Extra Easy – 3 syns per muffin

Ingredients

100g (3.5oz) of plain flour – 17.5 syns

100g (3.5oz) of ripe banana – 4.5 syns

15g (1 tbs) of milk or dark chocolate chips – 4 syns

1 tsp of vanilla extract

1/2 cup (8 tbs) of sukrin: 1

1 tsp of baking powder

1/2 tsp of baking soda

3 eggs

spray oil

Instructions

Preheat oven to 180/350f (gas mark 4)

Add the flour, baking powder and soda to a bowl and mix to combine

In a separate bowl mash the banana, add the sukrin:1 and mix together. Whisk in the eggs

Add the wet ingredients to the dry ingredients and mix till all combined.

Add the chocolate chips and mix

Spray a muffin tray with spray oil

Spoon the mixture into 9 compartments of the baking tray.

Place in the oven and bake for 25 mins, muffins should be golden and skewer entered into the centre should come out clean.

Enjoy with some fruit and a cuppa.

Notes

The syns for the baking powder and soda are negligible at less than 0.5 syns for them both and are covered in the rounding up of syns.

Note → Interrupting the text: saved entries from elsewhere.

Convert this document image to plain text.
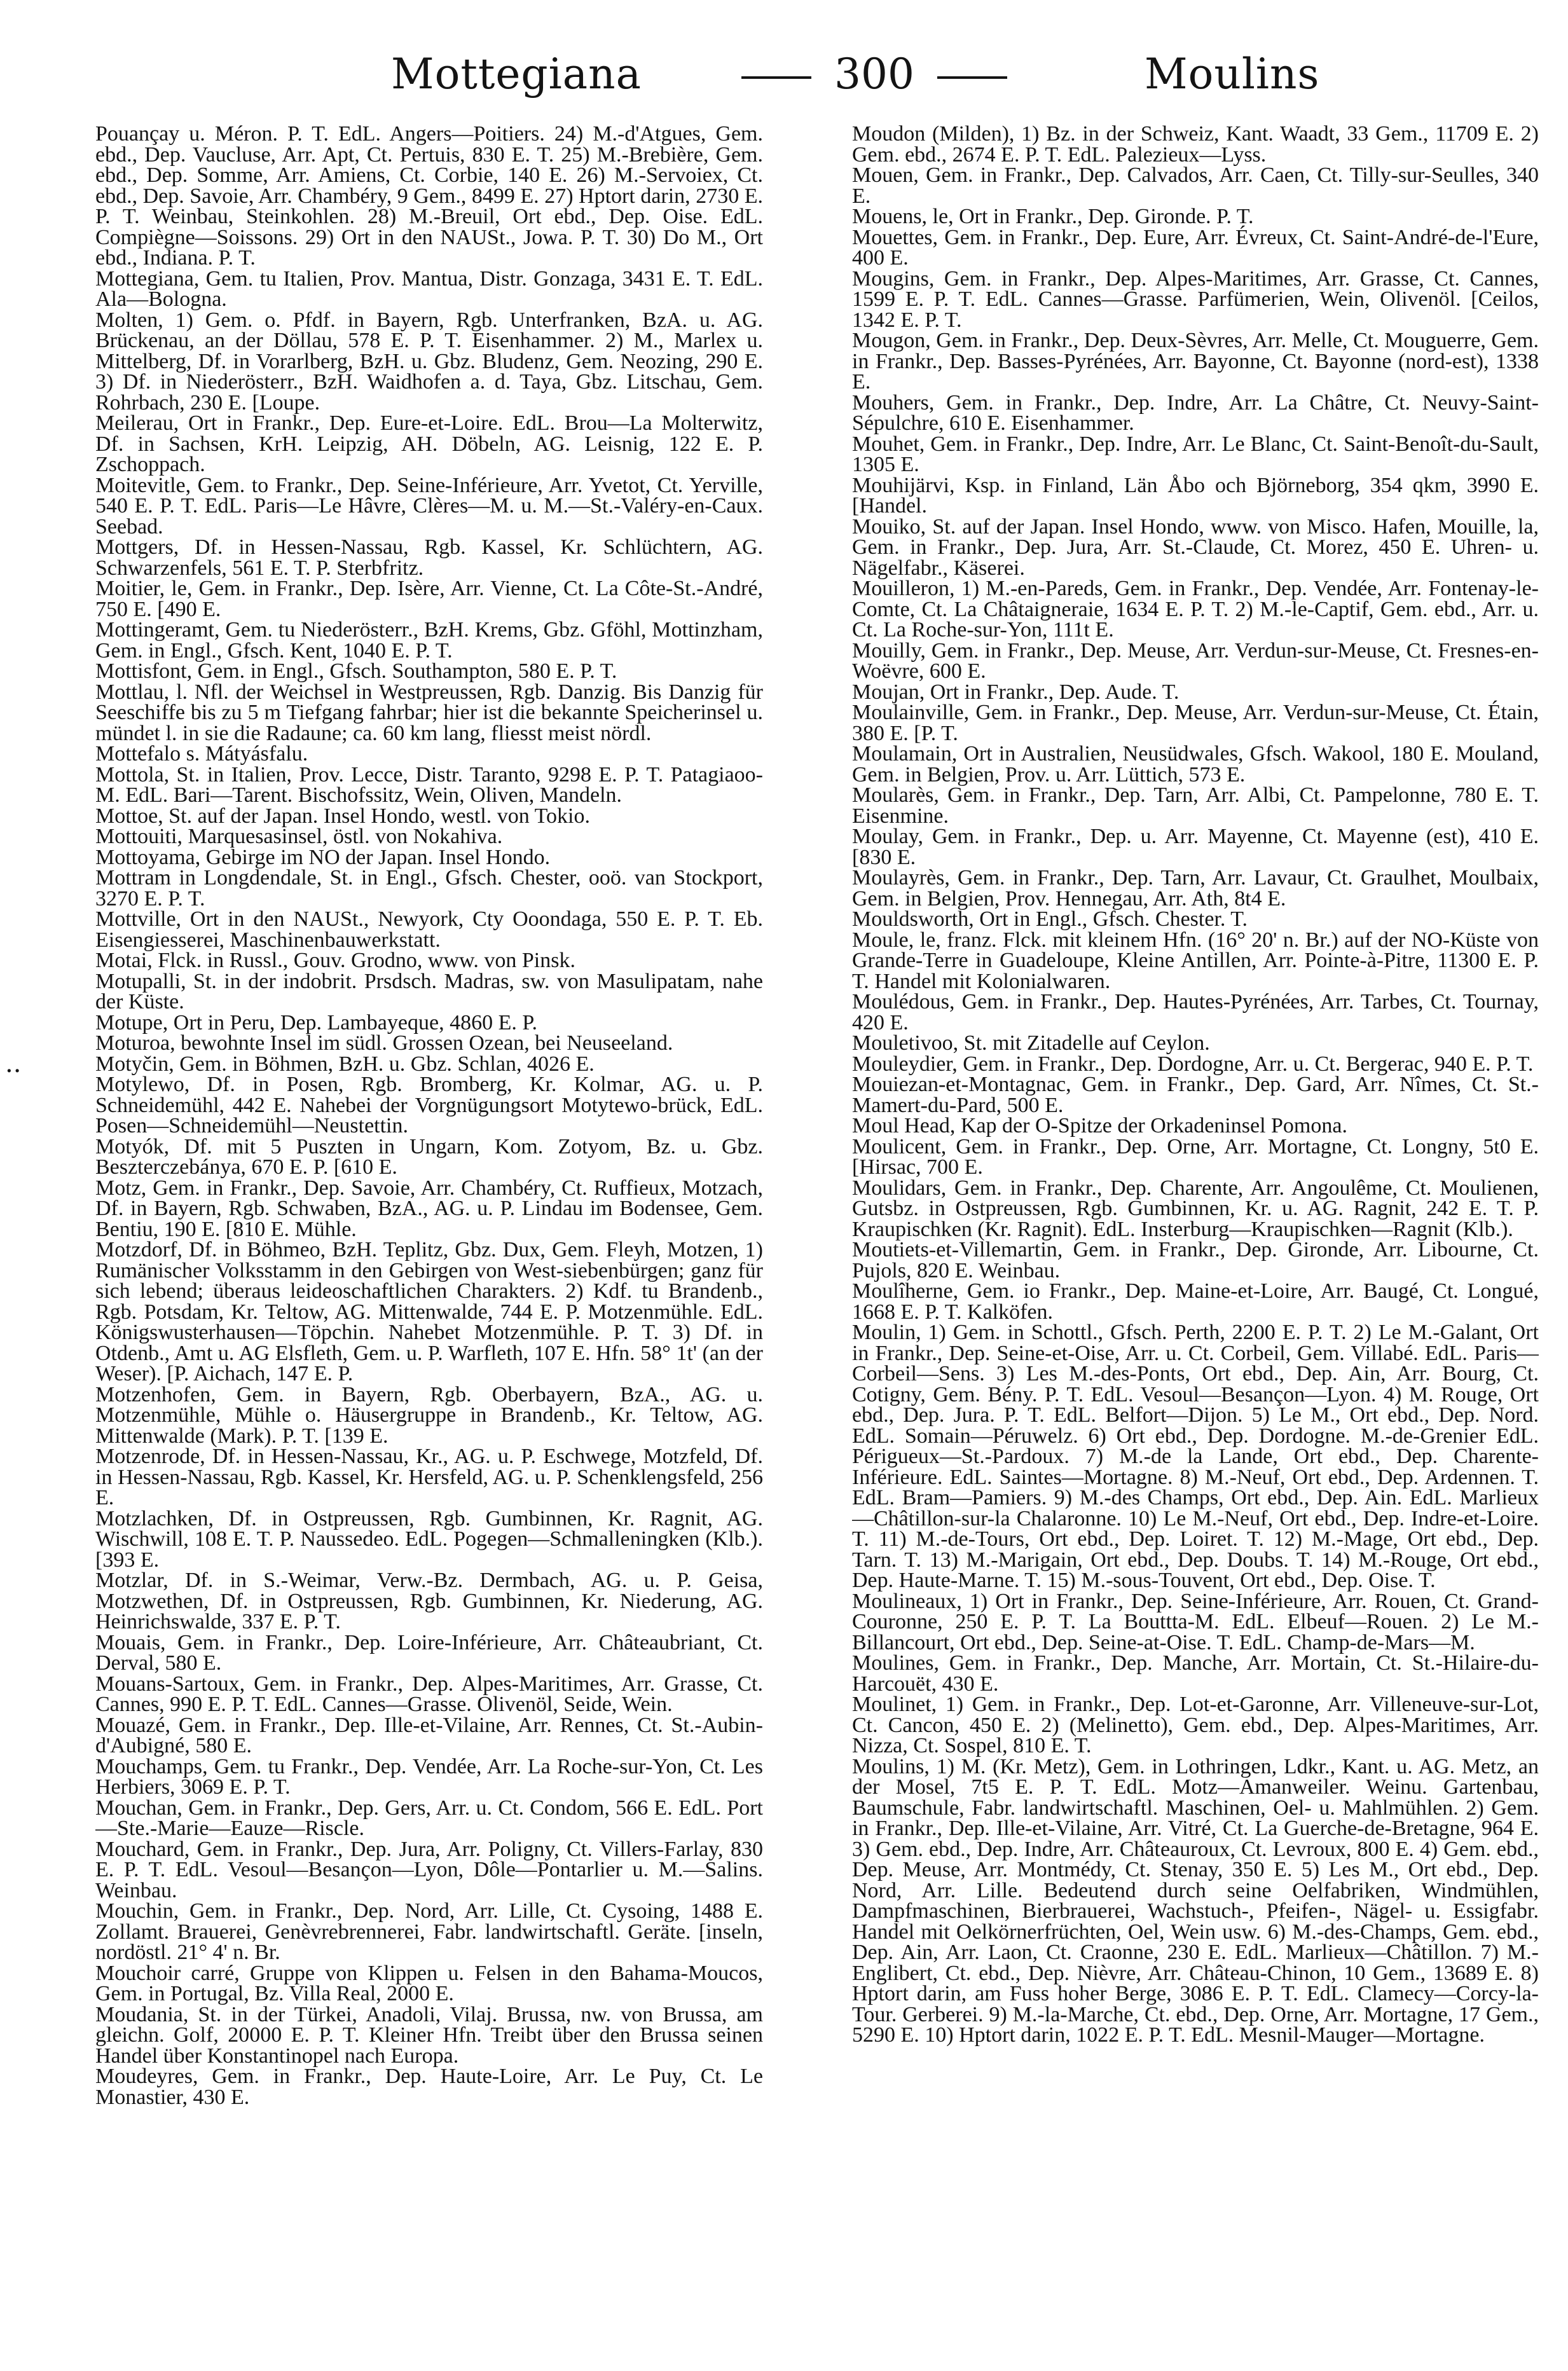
Mottegiana	300	Moulins
..

Pouançay u. Méron. P. T. EdL. Angers—Poitiers. 24) M.-d'Atgues, Gem. ebd., Dep. Vaucluse, Arr. Apt, Ct. Pertuis, 830 E. T. 25) M.-Brebière, Gem. ebd., Dep. Somme, Arr. Amiens, Ct. Corbie, 140 E. 26) M.-Servoiex, Ct. ebd., Dep. Savoie, Arr. Chambéry, 9 Gem., 8499 E. 27) Hptort darin, 2730 E. P. T. Weinbau, Steinkohlen. 28) M.-Breuil, Ort ebd., Dep. Oise. EdL. Compiègne—Soissons. 29) Ort in den NAUSt., Jowa. P. T. 30) Do M., Ort ebd., Indiana. P. T.

Mottegiana, Gem. tu Italien, Prov. Mantua, Distr. Gonzaga, 3431 E. T. EdL. Ala—Bologna.

Molten, 1) Gem. o. Pfdf. in Bayern, Rgb. Unterfranken, BzA. u. AG. Brückenau, an der Döllau, 578 E. P. T. Eisenhammer. 2) M., Marlex u. Mittelberg, Df. in Vorarlberg, BzH. u. Gbz. Bludenz, Gem. Neozing, 290 E. 3) Df. in Niederösterr., BzH. Waidhofen a. d. Taya, Gbz. Litschau, Gem. Rohrbach, 230 E. [Loupe.

Meilerau, Ort in Frankr., Dep. Eure-et-Loire. EdL. Brou—La Molterwitz, Df. in Sachsen, KrH. Leipzig, AH. Döbeln, AG. Leisnig, 122 E. P. Zschoppach.

Moitevitle, Gem. to Frankr., Dep. Seine-Inférieure, Arr. Yvetot, Ct. Yerville, 540 E. P. T. EdL. Paris—Le Hâvre, Clères—M. u. M.—St.-Valéry-en-Caux. Seebad.

Mottgers, Df. in Hessen-Nassau, Rgb. Kassel, Kr. Schlüchtern, AG. Schwarzenfels, 561 E. T. P. Sterbfritz.

Moitier, le, Gem. in Frankr., Dep. Isère, Arr. Vienne, Ct. La Côte-St.-André, 750 E. [490 E.

Mottingeramt, Gem. tu Niederösterr., BzH. Krems, Gbz. Gföhl, Mottinzham, Gem. in Engl., Gfsch. Kent, 1040 E. P. T.

Mottisfont, Gem. in Engl., Gfsch. Southampton, 580 E. P. T.

Mottlau, l. Nfl. der Weichsel in Westpreussen, Rgb. Danzig. Bis Danzig für Seeschiffe bis zu 5 m Tiefgang fahrbar; hier ist die bekannte Speicherinsel u. mündet l. in sie die Radaune; ca. 60 km lang, fliesst meist nördl.

Mottefalo s. Mátyásfalu.

Mottola, St. in Italien, Prov. Lecce, Distr. Taranto, 9298 E. P. T. Patagiaoo-M. EdL. Bari—Tarent. Bischofssitz, Wein, Oliven, Mandeln.

Mottoe, St. auf der Japan. Insel Hondo, westl. von Tokio.

Mottouiti, Marquesasinsel, östl. von Nokahiva.

Mottoyama, Gebirge im NO der Japan. Insel Hondo.

Mottram in Longdendale, St. in Engl., Gfsch. Chester, ooö. van Stockport, 3270 E. P. T.

Mottville, Ort in den NAUSt., Newyork, Cty Ooondaga, 550 E. P. T. Eb. Eisengiesserei, Maschinenbauwerkstatt.

Motai, Flck. in Russl., Gouv. Grodno, www. von Pinsk.

Motupalli, St. in der indobrit. Prsdsch. Madras, sw. von Masulipatam, nahe der Küste.

Motupe, Ort in Peru, Dep. Lambayeque, 4860 E. P.

Moturoa, bewohnte Insel im südl. Grossen Ozean, bei Neuseeland.

Motyčin, Gem. in Böhmen, BzH. u. Gbz. Schlan, 4026 E.

Motylewo, Df. in Posen, Rgb. Bromberg, Kr. Kolmar, AG. u. P. Schneidemühl, 442 E. Nahebei der Vorgnügungsort Motytewo-brück, EdL. Posen—Schneidemühl—Neustettin.

Motyók, Df. mit 5 Puszten in Ungarn, Kom. Zotyom, Bz. u. Gbz. Beszterczebánya, 670 E. P. [610 E.

Motz, Gem. in Frankr., Dep. Savoie, Arr. Chambéry, Ct. Ruffieux, Motzach, Df. in Bayern, Rgb. Schwaben, BzA., AG. u. P. Lindau im Bodensee, Gem. Bentiu, 190 E. [810 E. Mühle.

Motzdorf, Df. in Böhmeo, BzH. Teplitz, Gbz. Dux, Gem. Fleyh, Motzen, 1) Rumänischer Volksstamm in den Gebirgen von West-siebenbürgen; ganz für sich lebend; überaus leideoschaftlichen Charakters. 2) Kdf. tu Brandenb., Rgb. Potsdam, Kr. Teltow, AG. Mittenwalde, 744 E. P. Motzenmühle. EdL. Königswusterhausen—Töpchin. Nahebet Motzenmühle. P. T. 3) Df. in Otdenb., Amt u. AG Elsfleth, Gem. u. P. Warfleth, 107 E. Hfn. 58° 1t' (an der Weser). [P. Aichach, 147 E. P.

Motzenhofen, Gem. in Bayern, Rgb. Oberbayern, BzA., AG. u. Motzenmühle, Mühle o. Häusergruppe in Brandenb., Kr. Teltow, AG. Mittenwalde (Mark). P. T. [139 E.

Motzenrode, Df. in Hessen-Nassau, Kr., AG. u. P. Eschwege, Motzfeld, Df. in Hessen-Nassau, Rgb. Kassel, Kr. Hersfeld, AG. u. P. Schenklengsfeld, 256 E.

Motzlachken, Df. in Ostpreussen, Rgb. Gumbinnen, Kr. Ragnit, AG. Wischwill, 108 E. T. P. Naussedeo. EdL. Pogegen—Schmalleningken (Klb.). [393 E.

Motzlar, Df. in S.-Weimar, Verw.-Bz. Dermbach, AG. u. P. Geisa, Motzwethen, Df. in Ostpreussen, Rgb. Gumbinnen, Kr. Niederung, AG. Heinrichswalde, 337 E. P. T.

Mouais, Gem. in Frankr., Dep. Loire-Inférieure, Arr. Châteaubriant, Ct. Derval, 580 E.

Mouans-Sartoux, Gem. in Frankr., Dep. Alpes-Maritimes, Arr. Grasse, Ct. Cannes, 990 E. P. T. EdL. Cannes—Grasse. Olivenöl, Seide, Wein.

Mouazé, Gem. in Frankr., Dep. Ille-et-Vilaine, Arr. Rennes, Ct. St.-Aubin-d'Aubigné, 580 E.

Mouchamps, Gem. tu Frankr., Dep. Vendée, Arr. La Roche-sur-Yon, Ct. Les Herbiers, 3069 E. P. T.

Mouchan, Gem. in Frankr., Dep. Gers, Arr. u. Ct. Condom, 566 E. EdL. Port—Ste.-Marie—Eauze—Riscle.

Mouchard, Gem. in Frankr., Dep. Jura, Arr. Poligny, Ct. Villers-Farlay, 830 E. P. T. EdL. Vesoul—Besançon—Lyon, Dôle—Pontarlier u. M.—Salins. Weinbau.

Mouchin, Gem. in Frankr., Dep. Nord, Arr. Lille, Ct. Cysoing, 1488 E. Zollamt. Brauerei, Genèvrebrennerei, Fabr. landwirtschaftl. Geräte. [inseln, nordöstl. 21° 4' n. Br.

Mouchoir carré, Gruppe von Klippen u. Felsen in den Bahama-Moucos, Gem. in Portugal, Bz. Villa Real, 2000 E.

Moudania, St. in der Türkei, Anadoli, Vilaj. Brussa, nw. von Brussa, am gleichn. Golf, 20000 E. P. T. Kleiner Hfn. Treibt über den Brussa seinen Handel über Konstantinopel nach Europa.

Moudeyres, Gem. in Frankr., Dep. Haute-Loire, Arr. Le Puy, Ct. Le Monastier, 430 E.

Moudon (Milden), 1) Bz. in der Schweiz, Kant. Waadt, 33 Gem., 11709 E. 2) Gem. ebd., 2674 E. P. T. EdL. Palezieux—Lyss.

Mouen, Gem. in Frankr., Dep. Calvados, Arr. Caen, Ct. Tilly-sur-Seulles, 340 E.

Mouens, le, Ort in Frankr., Dep. Gironde. P. T.

Mouettes, Gem. in Frankr., Dep. Eure, Arr. Évreux, Ct. Saint-André-de-l'Eure, 400 E.

Mougins, Gem. in Frankr., Dep. Alpes-Maritimes, Arr. Grasse, Ct. Cannes, 1599 E. P. T. EdL. Cannes—Grasse. Parfümerien, Wein, Olivenöl. [Ceilos, 1342 E. P. T.

Mougon, Gem. in Frankr., Dep. Deux-Sèvres, Arr. Melle, Ct. Mouguerre, Gem. in Frankr., Dep. Basses-Pyrénées, Arr. Bayonne, Ct. Bayonne (nord-est), 1338 E.

Mouhers, Gem. in Frankr., Dep. Indre, Arr. La Châtre, Ct. Neuvy-Saint-Sépulchre, 610 E. Eisenhammer.

Mouhet, Gem. in Frankr., Dep. Indre, Arr. Le Blanc, Ct. Saint-Benoît-du-Sault, 1305 E.

Mouhijärvi, Ksp. in Finland, Län Åbo och Björneborg, 354 qkm, 3990 E. [Handel.

Mouiko, St. auf der Japan. Insel Hondo, www. von Misco. Hafen, Mouille, la, Gem. in Frankr., Dep. Jura, Arr. St.-Claude, Ct. Morez, 450 E. Uhren- u. Nägelfabr., Käserei.

Mouilleron, 1) M.-en-Pareds, Gem. in Frankr., Dep. Vendée, Arr. Fontenay-le-Comte, Ct. La Châtaigneraie, 1634 E. P. T. 2) M.-le-Captif, Gem. ebd., Arr. u. Ct. La Roche-sur-Yon, 111t E.

Mouilly, Gem. in Frankr., Dep. Meuse, Arr. Verdun-sur-Meuse, Ct. Fresnes-en-Woëvre, 600 E.

Moujan, Ort in Frankr., Dep. Aude. T.

Moulainville, Gem. in Frankr., Dep. Meuse, Arr. Verdun-sur-Meuse, Ct. Étain, 380 E. [P. T.

Moulamain, Ort in Australien, Neusüdwales, Gfsch. Wakool, 180 E. Mouland, Gem. in Belgien, Prov. u. Arr. Lüttich, 573 E.

Moularès, Gem. in Frankr., Dep. Tarn, Arr. Albi, Ct. Pampelonne, 780 E. T. Eisenmine.

Moulay, Gem. in Frankr., Dep. u. Arr. Mayenne, Ct. Mayenne (est), 410 E. [830 E.

Moulayrès, Gem. in Frankr., Dep. Tarn, Arr. Lavaur, Ct. Graulhet, Moulbaix, Gem. in Belgien, Prov. Hennegau, Arr. Ath, 8t4 E.

Mouldsworth, Ort in Engl., Gfsch. Chester. T.

Moule, le, franz. Flck. mit kleinem Hfn. (16° 20' n. Br.) auf der NO-Küste von Grande-Terre in Guadeloupe, Kleine Antillen, Arr. Pointe-à-Pitre, 11300 E. P. T. Handel mit Kolonialwaren.

Moulédous, Gem. in Frankr., Dep. Hautes-Pyrénées, Arr. Tarbes, Ct. Tournay, 420 E.

Mouletivoo, St. mit Zitadelle auf Ceylon.

Mouleydier, Gem. in Frankr., Dep. Dordogne, Arr. u. Ct. Bergerac, 940 E. P. T.

Mouiezan-et-Montagnac, Gem. in Frankr., Dep. Gard, Arr. Nîmes, Ct. St.-Mamert-du-Pard, 500 E.

Moul Head, Kap der O-Spitze der Orkadeninsel Pomona.

Moulicent, Gem. in Frankr., Dep. Orne, Arr. Mortagne, Ct. Longny, 5t0 E. [Hirsac, 700 E.

Moulidars, Gem. in Frankr., Dep. Charente, Arr. Angoulême, Ct. Moulienen, Gutsbz. in Ostpreussen, Rgb. Gumbinnen, Kr. u. AG. Ragnit, 242 E. T. P. Kraupischken (Kr. Ragnit). EdL. Insterburg—Kraupischken—Ragnit (Klb.).

Moutiets-et-Villemartin, Gem. in Frankr., Dep. Gironde, Arr. Libourne, Ct. Pujols, 820 E. Weinbau.

Moulîherne, Gem. io Frankr., Dep. Maine-et-Loire, Arr. Baugé, Ct. Longué, 1668 E. P. T. Kalköfen.

Moulin, 1) Gem. in Schottl., Gfsch. Perth, 2200 E. P. T. 2) Le M.-Galant, Ort in Frankr., Dep. Seine-et-Oise, Arr. u. Ct. Corbeil, Gem. Villabé. EdL. Paris—Corbeil—Sens. 3) Les M.-des-Ponts, Ort ebd., Dep. Ain, Arr. Bourg, Ct. Cotigny, Gem. Bény. P. T. EdL. Vesoul—Besançon—Lyon. 4) M. Rouge, Ort ebd., Dep. Jura. P. T. EdL. Belfort—Dijon. 5) Le M., Ort ebd., Dep. Nord. EdL. Somain—Péruwelz. 6) Ort ebd., Dep. Dordogne. M.-de-Grenier EdL. Périgueux—St.-Pardoux. 7) M.-de la Lande, Ort ebd., Dep. Charente-Inférieure. EdL. Saintes—Mortagne. 8) M.-Neuf, Ort ebd., Dep. Ardennen. T. EdL. Bram—Pamiers. 9) M.-des Champs, Ort ebd., Dep. Ain. EdL. Marlieux—Châtillon-sur-la Chalaronne. 10) Le M.-Neuf, Ort ebd., Dep. Indre-et-Loire. T. 11) M.-de-Tours, Ort ebd., Dep. Loiret. T. 12) M.-Mage, Ort ebd., Dep. Tarn. T. 13) M.-Marigain, Ort ebd., Dep. Doubs. T. 14) M.-Rouge, Ort ebd., Dep. Haute-Marne. T. 15) M.-sous-Touvent, Ort ebd., Dep. Oise. T.

Moulineaux, 1) Ort in Frankr., Dep. Seine-Inférieure, Arr. Rouen, Ct. Grand-Couronne, 250 E. P. T. La Bouttta-M. EdL. Elbeuf—Rouen. 2) Le M.-Billancourt, Ort ebd., Dep. Seine-at-Oise. T. EdL. Champ-de-Mars—M.

Moulines, Gem. in Frankr., Dep. Manche, Arr. Mortain, Ct. St.-Hilaire-du-Harcouët, 430 E.

Moulinet, 1) Gem. in Frankr., Dep. Lot-et-Garonne, Arr. Villeneuve-sur-Lot, Ct. Cancon, 450 E. 2) (Melinetto), Gem. ebd., Dep. Alpes-Maritimes, Arr. Nizza, Ct. Sospel, 810 E. T.

Moulins, 1) M. (Kr. Metz), Gem. in Lothringen, Ldkr., Kant. u. AG. Metz, an der Mosel, 7t5 E. P. T. EdL. Motz—Amanweiler. Weinu. Gartenbau, Baumschule, Fabr. landwirtschaftl. Maschinen, Oel- u. Mahlmühlen. 2) Gem. in Frankr., Dep. Ille-et-Vilaine, Arr. Vitré, Ct. La Guerche-de-Bretagne, 964 E. 3) Gem. ebd., Dep. Indre, Arr. Châteauroux, Ct. Levroux, 800 E. 4) Gem. ebd., Dep. Meuse, Arr. Montmédy, Ct. Stenay, 350 E. 5) Les M., Ort ebd., Dep. Nord, Arr. Lille. Bedeutend durch seine Oelfabriken, Windmühlen, Dampfmaschinen, Bierbrauerei, Wachstuch-, Pfeifen-, Nägel- u. Essigfabr. Handel mit Oelkörnerfrüchten, Oel, Wein usw. 6) M.-des-Champs, Gem. ebd., Dep. Ain, Arr. Laon, Ct. Craonne, 230 E. EdL. Marlieux—Châtillon. 7) M.-Englibert, Ct. ebd., Dep. Nièvre, Arr. Château-Chinon, 10 Gem., 13689 E. 8) Hptort darin, am Fuss hoher Berge, 3086 E. P. T. EdL. Clamecy—Corcy-la-Tour. Gerberei. 9) M.-la-Marche, Ct. ebd., Dep. Orne, Arr. Mortagne, 17 Gem., 5290 E. 10) Hptort darin, 1022 E. P. T. EdL. Mesnil-Mauger—Mortagne.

Ingredients can vary greatly from brand to brand and therefore it would be impossible to give accurate information. Also double check syn values of sinned ingredients as different brands can vary.

Fill up on free food

All of our meals are based on Slimming World free foods: nutritious, everyday foods that satiate you for fewer calories, which means they’re great for weight loss. Free foods include lean meat, poultry, fish, eggs, pasta, rice, potatoes, pulses, fruit, vegetables and more. And you can eat these foods freely, making them ideal for satisfying the biggest appetites. Some free foods have the added bonus of being Speed Foods: super low-calorie fruits and vegetables that are great for weight loss. For best results, always use Speed Food first between meals and include at least a third of a serving of Speed Food at each meal when it makes sense.

Add healthy supplements

To ensure a good balance of nutrients, consume two measured servings of milk or cheese every day – your ‘a’ Extra Healthy options. Options: 350ml skim milk or 250ml semi-skim milk; 40g reduced-fat hard cheese or 30g whole cheese; 50g mozzarella (from cow’s milk); 45g feta cheese or 35g Danish blue cheese, which can be consumed as part of a lunch or snack. Also eat a serving of wholemeal bread or cereal for breakfast every day – your ‘b’ healthy eating option. To make it easy, we’ve included your option b, Healthy Supplement, in your menu plan for each day.

Choose your symptoms        

Foods and drinks that pose a risk to your weight loss, those that are high in fat or sugar, and alcohol can be consumed as a carefully calculated sin. We recommend that you plan between 5 and 15 syn in your day (see the bottom of the next page for some ideas).

Make simple changes

Choose lean meat and remove visible fat to protect against weight loss: cut white bits off bacon and skin off poultry. Use a low-fat cooking spray instead of fat or oil, replace sugar with sweetener and cream and crème fraîche with non-fat yoghurt or fresh cheese.